Henrich went as far as to say that the Fed is “actively encouraging” and “accelerating” the stock market bubble. Consequently, the strategist said the Fed’s “reckless” actions might create wider social divisions and political tensions.

The effect the Fed’s aggressive policy  and rising global liquidity are having on the stock market has been evident.

The U.S. stock market has returned to record high levels despite an increased number of COVID-19 cases. The economy is still struggling to rebound, and former Fed officials consider the possibility of a “double-dip.” 

Yet, the stock market bubble is only expanding.

Michael Batnick, Ritholtz Wealth Management’s research director, reported that seven stocks gained $300 billion in market cap on one day.

Seven stocks gain $300 billion in market capitalization on a single trading day. | Source: Twitter 

Big Tech’s dominance is growing,  the wealth gap between billionaires and the rest is widening, and stocks are soaring.

Scary Part is That Stocks Do Not Have to Drop

Despite the glaring concerns of a bubble, the stock market maintains a favorable macro backdrop for a prolonged rally.

Extended periods of low-interest rate, high liquidity, and preferable financial conditions would further strengthen investor confidence.

Pre-market data shows the Dow Jones expects another positive market open, after rallying by 2.67% in the past week.

But investors remain troubled by the precedent the Fed’s decision might establish . Henrich said no single institution should have “that much unchecked and unchallenged power” over a democratic society.

Former Reserve Bank of India governor discusses the implications of the Fed’s important shift.

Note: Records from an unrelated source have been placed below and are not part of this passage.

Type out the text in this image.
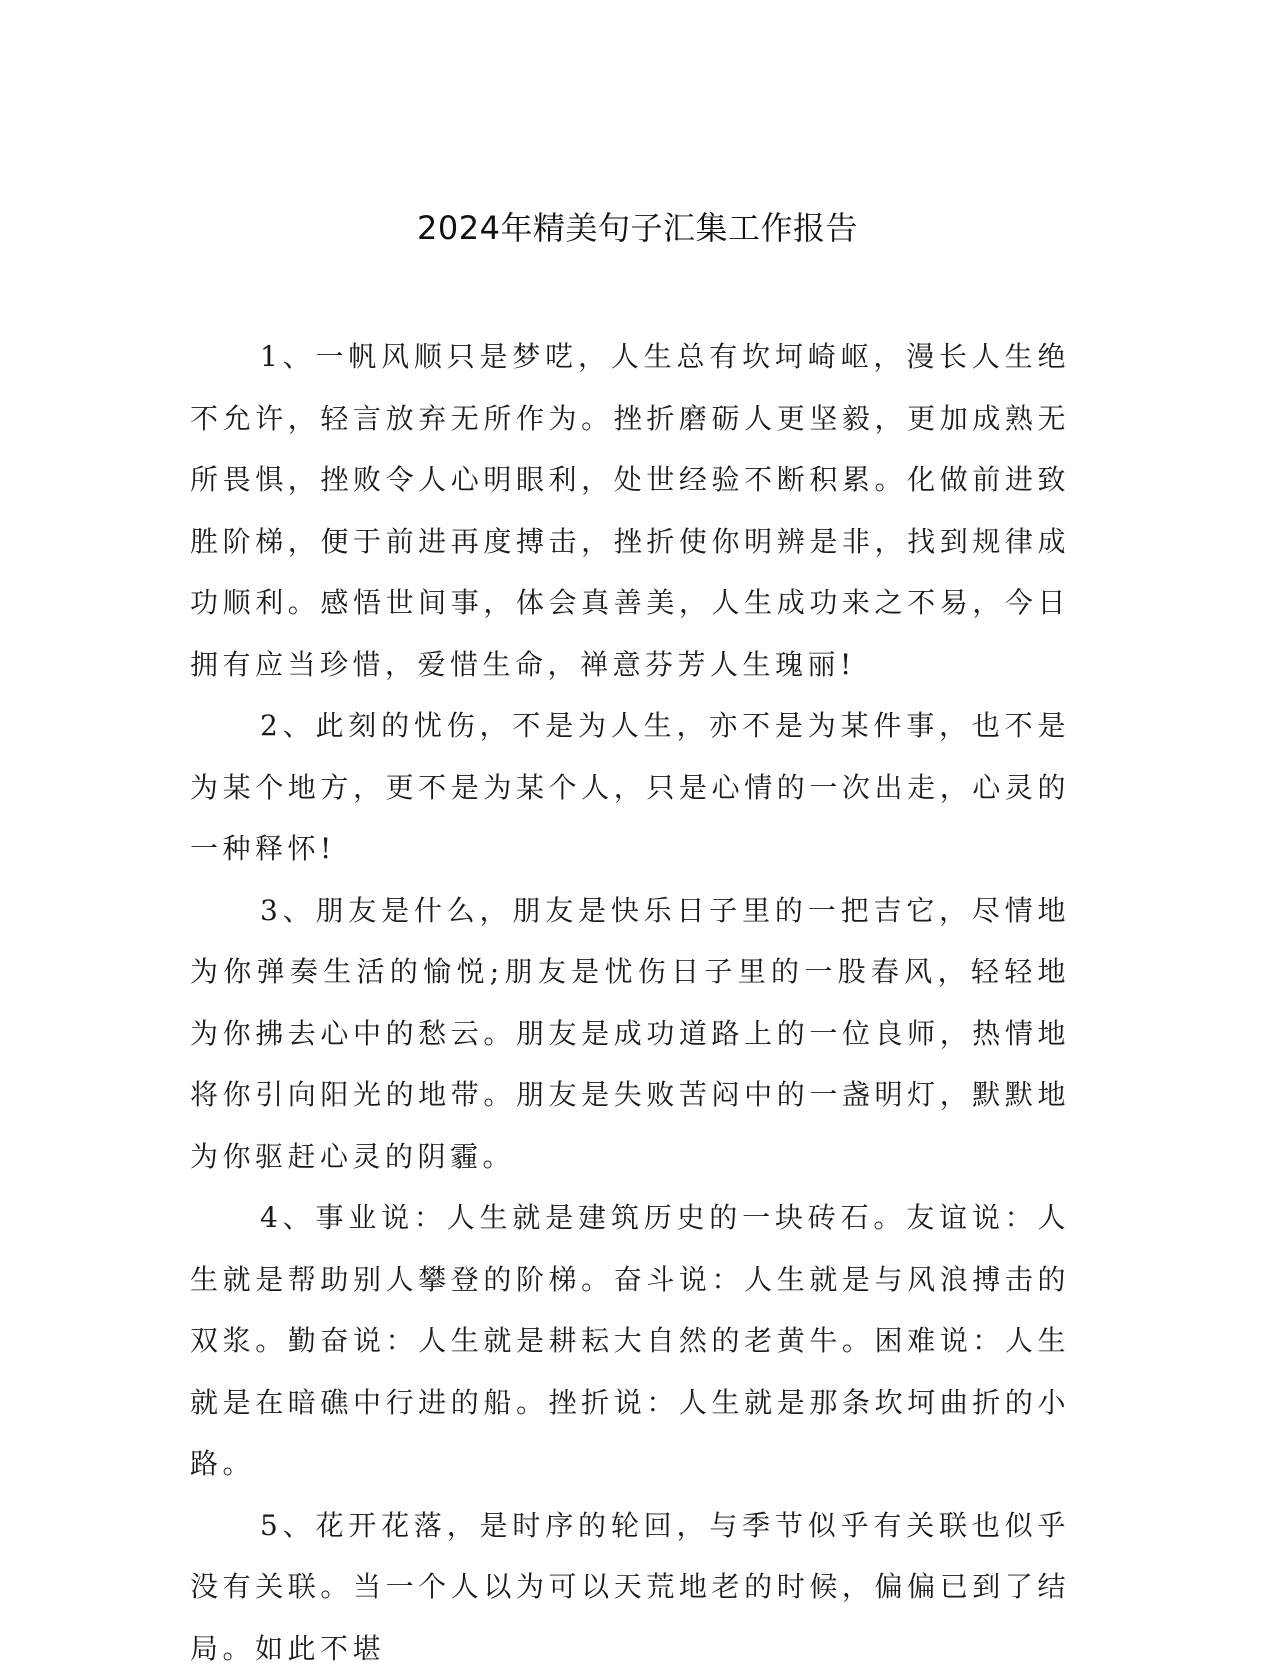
2024年精美句子汇集工作报告

1、一帆风顺只是梦呓，人生总有坎坷崎岖，漫长人生绝不允许，轻言放弃无所作为。挫折磨砺人更坚毅，更加成熟无所畏惧，挫败令人心明眼利，处世经验不断积累。化做前进致胜阶梯，便于前进再度搏击，挫折使你明辨是非，找到规律成功顺利。感悟世间事，体会真善美，人生成功来之不易，今日拥有应当珍惜，爱惜生命，禅意芬芳人生瑰丽!

2、此刻的忧伤，不是为人生，亦不是为某件事，也不是为某个地方，更不是为某个人，只是心情的一次出走，心灵的一种释怀!

3、朋友是什么，朋友是快乐日子里的一把吉它，尽情地为你弹奏生活的愉悦;朋友是忧伤日子里的一股春风，轻轻地为你拂去心中的愁云。朋友是成功道路上的一位良师，热情地将你引向阳光的地带。朋友是失败苦闷中的一盏明灯，默默地为你驱赶心灵的阴霾。

4、事业说：人生就是建筑历史的一块砖石。友谊说：人生就是帮助别人攀登的阶梯。奋斗说：人生就是与风浪搏击的双浆。勤奋说：人生就是耕耘大自然的老黄牛。困难说：人生就是在暗礁中行进的船。挫折说：人生就是那条坎坷曲折的小路。

5、花开花落，是时序的轮回，与季节似乎有关联也似乎没有关联。当一个人以为可以天荒地老的时候，偏偏已到了结局。如此不堪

Watch the video below:

Avid gold investor Peter Schiff raised a similar concern, stating :

“The only reason the Fed is allowing more inflation is that no one on the FOMC has the guts to fight it.”

A large part of the skepticism toward the Fed’s new policy is the lack of clarity on how the Fed would attempt to achieve the inflation target. If the Fed goes slightly out of bounds, the probability of a larger-scale asset bubble increases rapidly.

Disclaimer: The opinions expressed in this article do not necessarily reflect the views of CCN.com and should not be considered investment or trading advice from CCN.com. Unless otherwise noted, the author holds no investment position in the above-mentioned securities.